The paper claims that local polling in these constituencies shows a surge to the Lib- Dems. All three voted overwhelmingly to stay in the EU in the 2016 referendum. In all three, it says, the Lib-Dems have been boosted by their stance on Brexit – but mainly at Labour's expense. Finchley and Golders Green has seen the biggest shift, with a 25 percent swing from Labour to the Lib-Dems – although the candidate still trails the Tories by 14 points.

Tory leads in the other two seats are far narrower: three points in Kensington and just two points in Wimbledon, largely as a result of Johnson's Brexit policy having gone down badly with many pro-EU Tories. Around half of the party's Remain voters have deserted it, most having gone to the Lib-Dems.

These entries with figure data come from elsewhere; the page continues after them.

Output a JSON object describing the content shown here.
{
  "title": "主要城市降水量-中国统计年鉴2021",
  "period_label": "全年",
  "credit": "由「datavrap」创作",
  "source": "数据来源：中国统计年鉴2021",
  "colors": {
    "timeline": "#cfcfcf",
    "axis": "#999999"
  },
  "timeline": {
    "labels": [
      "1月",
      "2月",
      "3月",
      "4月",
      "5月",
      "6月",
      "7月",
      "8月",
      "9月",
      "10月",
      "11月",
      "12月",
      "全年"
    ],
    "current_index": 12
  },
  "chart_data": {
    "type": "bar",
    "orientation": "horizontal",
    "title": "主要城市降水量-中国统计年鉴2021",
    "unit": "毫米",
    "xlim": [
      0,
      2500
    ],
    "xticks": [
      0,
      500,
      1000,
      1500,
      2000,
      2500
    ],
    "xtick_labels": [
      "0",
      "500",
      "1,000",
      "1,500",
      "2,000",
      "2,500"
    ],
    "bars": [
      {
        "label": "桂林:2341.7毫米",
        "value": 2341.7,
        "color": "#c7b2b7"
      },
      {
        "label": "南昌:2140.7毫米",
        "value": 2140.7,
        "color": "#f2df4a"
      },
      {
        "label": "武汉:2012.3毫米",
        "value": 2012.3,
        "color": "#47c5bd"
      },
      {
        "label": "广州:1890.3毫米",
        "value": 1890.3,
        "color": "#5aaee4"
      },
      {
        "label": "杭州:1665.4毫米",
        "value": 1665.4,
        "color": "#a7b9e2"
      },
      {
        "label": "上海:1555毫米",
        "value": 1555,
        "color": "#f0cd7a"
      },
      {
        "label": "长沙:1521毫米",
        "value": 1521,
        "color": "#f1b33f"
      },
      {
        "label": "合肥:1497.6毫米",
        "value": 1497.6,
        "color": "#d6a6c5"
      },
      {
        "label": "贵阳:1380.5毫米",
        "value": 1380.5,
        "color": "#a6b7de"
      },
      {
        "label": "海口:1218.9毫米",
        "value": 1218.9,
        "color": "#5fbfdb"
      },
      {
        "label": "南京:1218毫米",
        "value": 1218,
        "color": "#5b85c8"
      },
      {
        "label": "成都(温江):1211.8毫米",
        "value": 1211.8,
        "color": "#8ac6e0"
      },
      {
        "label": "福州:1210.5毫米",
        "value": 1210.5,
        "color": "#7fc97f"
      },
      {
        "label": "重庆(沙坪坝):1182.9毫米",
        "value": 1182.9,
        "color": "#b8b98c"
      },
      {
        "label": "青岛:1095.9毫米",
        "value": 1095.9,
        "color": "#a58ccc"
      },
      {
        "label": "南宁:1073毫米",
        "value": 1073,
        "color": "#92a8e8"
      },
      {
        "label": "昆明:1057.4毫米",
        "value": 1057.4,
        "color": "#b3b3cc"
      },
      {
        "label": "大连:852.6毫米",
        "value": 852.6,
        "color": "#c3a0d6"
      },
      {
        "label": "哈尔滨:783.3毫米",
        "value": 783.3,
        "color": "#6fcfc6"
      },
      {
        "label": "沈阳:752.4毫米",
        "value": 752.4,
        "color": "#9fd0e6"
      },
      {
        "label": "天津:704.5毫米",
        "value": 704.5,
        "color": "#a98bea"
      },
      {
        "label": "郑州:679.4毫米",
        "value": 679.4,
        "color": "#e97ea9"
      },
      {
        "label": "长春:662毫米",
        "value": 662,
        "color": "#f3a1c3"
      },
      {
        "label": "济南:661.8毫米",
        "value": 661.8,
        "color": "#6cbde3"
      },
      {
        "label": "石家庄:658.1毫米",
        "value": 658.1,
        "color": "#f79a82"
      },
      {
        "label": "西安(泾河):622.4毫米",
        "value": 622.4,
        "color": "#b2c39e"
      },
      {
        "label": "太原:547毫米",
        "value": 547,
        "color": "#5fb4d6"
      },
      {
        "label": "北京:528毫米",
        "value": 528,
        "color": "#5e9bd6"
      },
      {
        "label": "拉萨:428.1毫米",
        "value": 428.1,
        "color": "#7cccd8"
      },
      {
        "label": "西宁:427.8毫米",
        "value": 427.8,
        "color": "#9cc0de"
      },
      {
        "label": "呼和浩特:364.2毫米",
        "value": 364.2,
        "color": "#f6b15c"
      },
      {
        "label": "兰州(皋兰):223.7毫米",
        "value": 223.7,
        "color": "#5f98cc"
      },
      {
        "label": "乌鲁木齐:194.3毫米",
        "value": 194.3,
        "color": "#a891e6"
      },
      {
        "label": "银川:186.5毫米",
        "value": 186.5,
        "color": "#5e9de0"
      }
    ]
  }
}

Mirroring the national picture, the Conservatives are currently leading in these strongly "remain seats" because the opposition is divided between Labour and the Lib-Dems. If Labour was out of the picture, most of the Labour votes would transfer to the Lib-Dems. But if the Lib-Dem candidate quit, the Tory majority would probably increase.

This sort of polling, also carried out by Deltapoll, certainly provides an illustration of the complexity of voting patterns, and opens the way for some shock results when the votes are counted. But, for all the reservations about opinion polls, they do seem to be stabilising relatively early and – with one exception in the weekend's batch, are presenting a relatively consistent picture.

What seems to be turning sentiment is the simplicity and clarity of the Tory message: "get Brexit done". Although this hides a subtle lie – as there is no chance that Brexit will be "done" for many years - it is far more attractive a message than the fudge and confusion that is coming from Labour on Brexit.

Arguably, the Lib-Dems are delivering simplicity and clarity in equal measure, but voters also appear to remain conscious of the purpose of a general election – to choose a government. Despite the many loathsome attributes of Johnson, no one in their right mind could imagine "shrieking Jo" as a prime minister.

The one great unknown, though, is turnout – variations of which probably have a far greater effect than many pundits realise. And whatever else this election isn't, it most certainly is – as Nick Cohen describes, a tawdry affair.

There will be many voters who are prepared to rebel against a political class which treats them with such contempt, presenting second-rate place-men (and women) as candidates, anticipating that we will turn out to vote for one or other of them.

More likely though, if the polls are to be believed, enough people will hold their noses to ward off the stench coming from Westminster and deliver a result. But politicians should not delude themselves that this election is a vote of confidence in them. Voting for the "least worst" is not a choice any of us would prefer.